Dual Control of Linear Systems from Bilinear Observations with Belief Space Model Predictive Control
For control of systems with input-dependent observations, this work provides a method that improves over separation-based approaches, though results are limited to synthetic settings.
This paper addresses finite-horizon quadratic control of linear systems with bilinear observations, where control inputs affect both state dynamics and observation quality.
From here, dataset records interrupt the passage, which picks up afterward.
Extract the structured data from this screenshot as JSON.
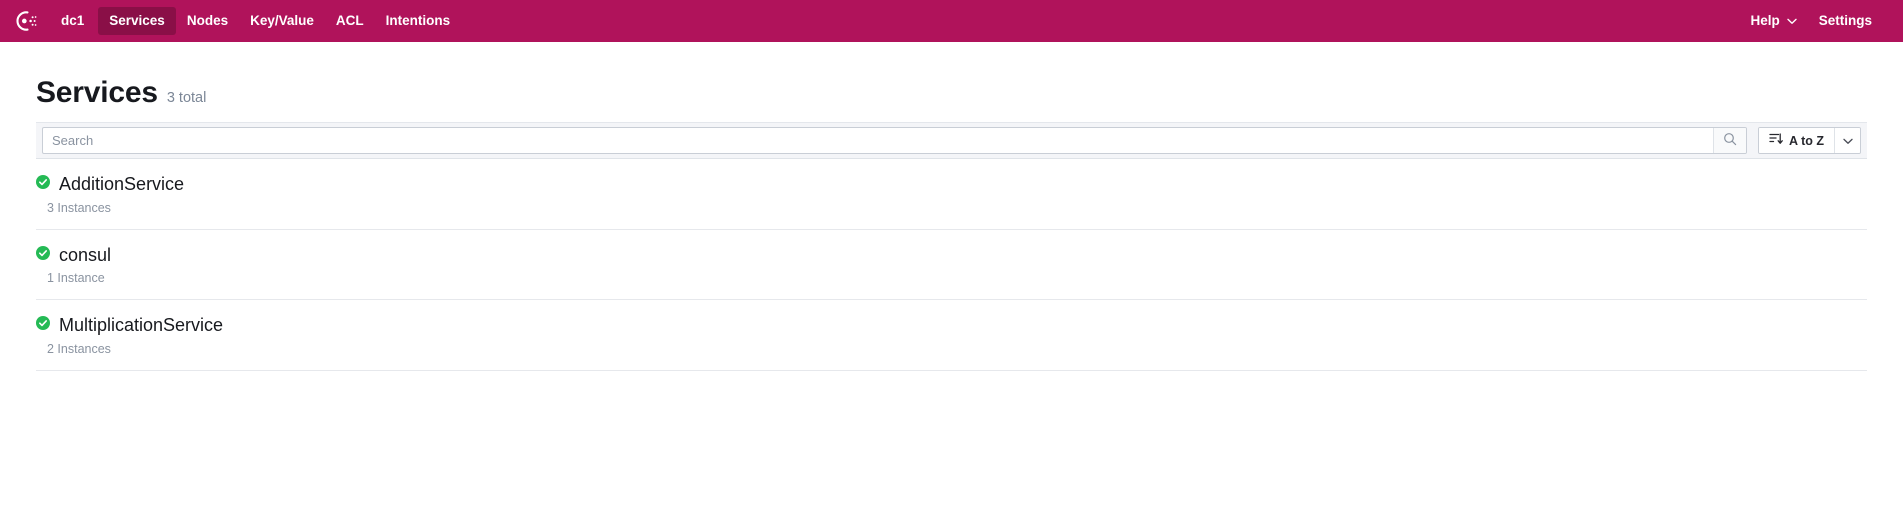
{
  "navbar": {
    "logo_icon": "consul-logo-icon",
    "datacenter": "dc1",
    "items": [
      {
        "label": "Services",
        "active": true
      },
      {
        "label": "Nodes",
        "active": false
      },
      {
        "label": "Key/Value",
        "active": false
      },
      {
        "label": "ACL",
        "active": false
      },
      {
        "label": "Intentions",
        "active": false
      }
    ],
    "help_label": "Help",
    "help_caret_icon": "chevron-down-icon",
    "settings_label": "Settings",
    "background_color": "#b0135b",
    "active_background_color": "#8a0f47"
  },
  "page": {
    "title": "Services",
    "count_label": "3 total"
  },
  "search": {
    "placeholder": "Search",
    "value": "",
    "search_icon": "search-icon",
    "sort_label": "A to Z",
    "sort_icon": "sort-descending-icon",
    "sort_caret_icon": "chevron-down-icon"
  },
  "services": [
    {
      "name": "AdditionService",
      "instances": "3 Instances",
      "status": "passing",
      "status_icon": "check-circle-icon",
      "status_color": "#25ba55"
    },
    {
      "name": "consul",
      "instances": "1 Instance",
      "status": "passing",
      "status_icon": "check-circle-icon",
      "status_color": "#25ba55"
    },
    {
      "name": "MultiplicationService",
      "instances": "2 Instances",
      "status": "passing",
      "status_icon": "check-circle-icon",
      "status_color": "#25ba55"
    }
  ]
}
The proposed belief-space model predictive control (B-MPC) method outperforms separation-principle controllers in numerical experiments, achieving lower estimation covariance and more uncertainty-aware actions.
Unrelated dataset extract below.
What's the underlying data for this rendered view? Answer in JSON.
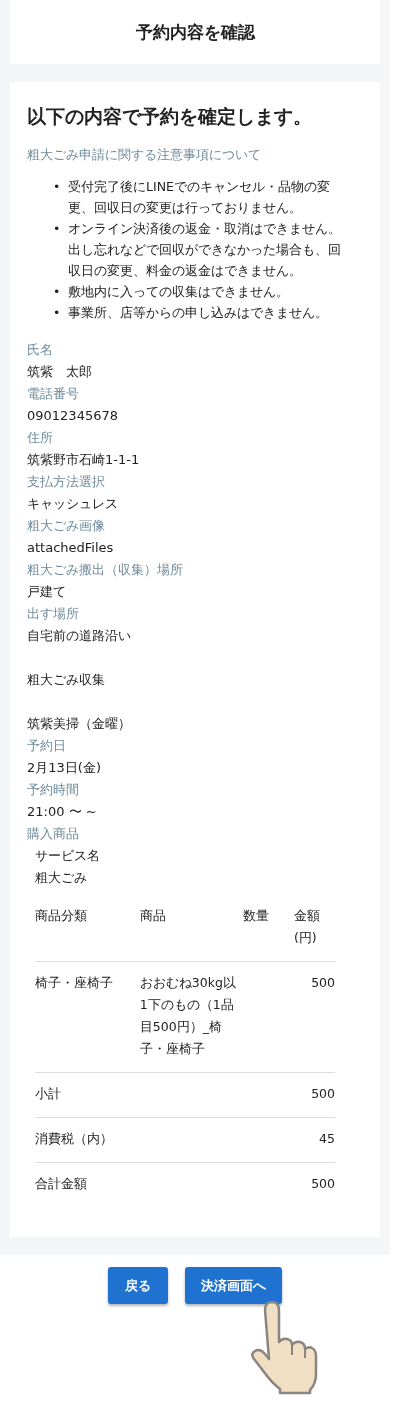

We study finite-horizon quadratic control of linear systems with bilinear observations, in which the control input affects not only the state dynamics but also the partial observations of the state. In this setting, the separation principle can fail because control inputs influence the future quality of state estimates. State estimation requires an input-dependent Kalman filter whose gain and error covariance evolve as functions of the control inputs. To address this challenge, we propose a belief-space model predictive control ($\texttt{B-MPC}$) method that plans directly over both the estimated state and its error covariance. In particular, $\texttt{B-MPC}$ plans with a deterministic surrogate of the belief evolution defined by the input-dependent Kalman filter. Through numerical experiments in two synthetic settings, we show that $\texttt{B-MPC}$ can outperform both the separation-principle controller and its MPC variant in favorable regimes, and that these gains are accompanied by lower estimation covariance and more uncertainty-aware action choices.